Последний рал я видел Эренбурга в конце июня 1967 года на той же его даче, в Новом Иерусалиме. Эренбург недавно вернулся из Рима, куда ездил вручать Международную Ленинскую премию известному итальянскому скульптору и общественному деятелю Джакомо Манцу.
Илья Григорьевич выглядел усталым, но, как всегда, много и интересно рассказывал.

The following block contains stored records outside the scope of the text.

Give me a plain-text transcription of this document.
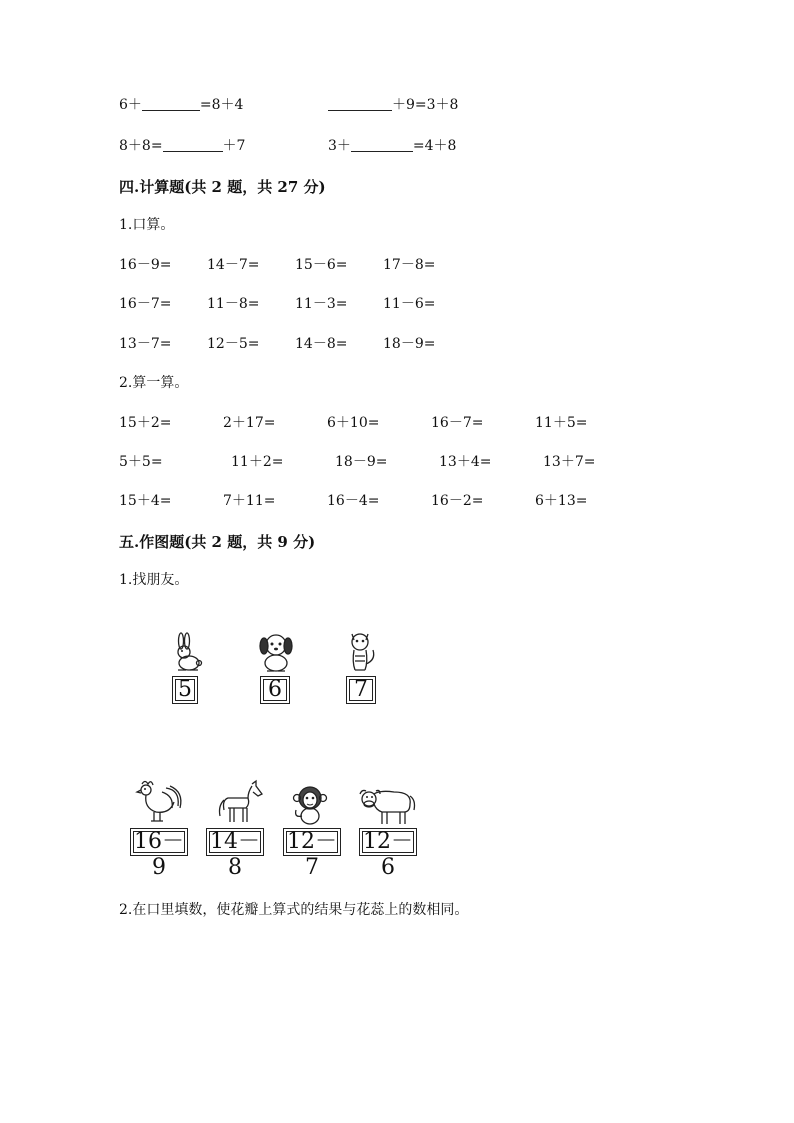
6＋	=8＋4	＋9=3＋8
8＋8=	＋7	3＋	=4＋8
四.计算题(共 2 题，共 27 分)
1.口算。
16－9=	14－7=	15－6=	17－8=
16－7=	11－8=	11－3=	11－6=
13－7=	12－5=	14－8=	18－9=
2.算一算。
15＋2=	2＋17=	6＋10=	16－7=	11＋5=
5＋5=	11＋2=	18－9=	13＋4=	13＋7=
15＋4=	7＋11=	16－4=	16－2=	6＋13=
五.作图题(共 2 题，共 9 分)
1.找朋友。
5	6	7
16－9
14－8
12－7
12－6
2.在口里填数，使花瓣上算式的结果与花蕊上的数相同。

Встречаясь с Эренбургом, я вел тщательные записи. Но мне никогда не приходило в голову сфотографировать его. На этот раз я взял с собою фотоаппарат, но за беседой забыл о нем и спохватился, лишь заметив начавшиеся сумерки. Торопясь захватить уходящее солнце, я попросил Илью Григорьевича сфотографироваться. Он охотно согласился, интересовался камерой, обсуждал экспозицию, давал советы. "Ведь я старый фотограф", улыбнувшись, сказал он. И я вспомнил оригинальную книгу Эренбурга "Мой Париж" с его собственными снимками.
Сейчас смотрю на фотографии: Илья Григорьевич в кабинете, на террасе, в саду, на фоне цветов и сочной зелени деревьев. Белая голова ведуна, чуть заметная улыбка, то задумчивый, то пристальный взгляд, сухие руки покойно сложены на коленях. И чем больше я всматриваюсь, тем явственнее слышится мне его голос: "Не жизнь прожить, а напоследок додумать, доглядеть позволь".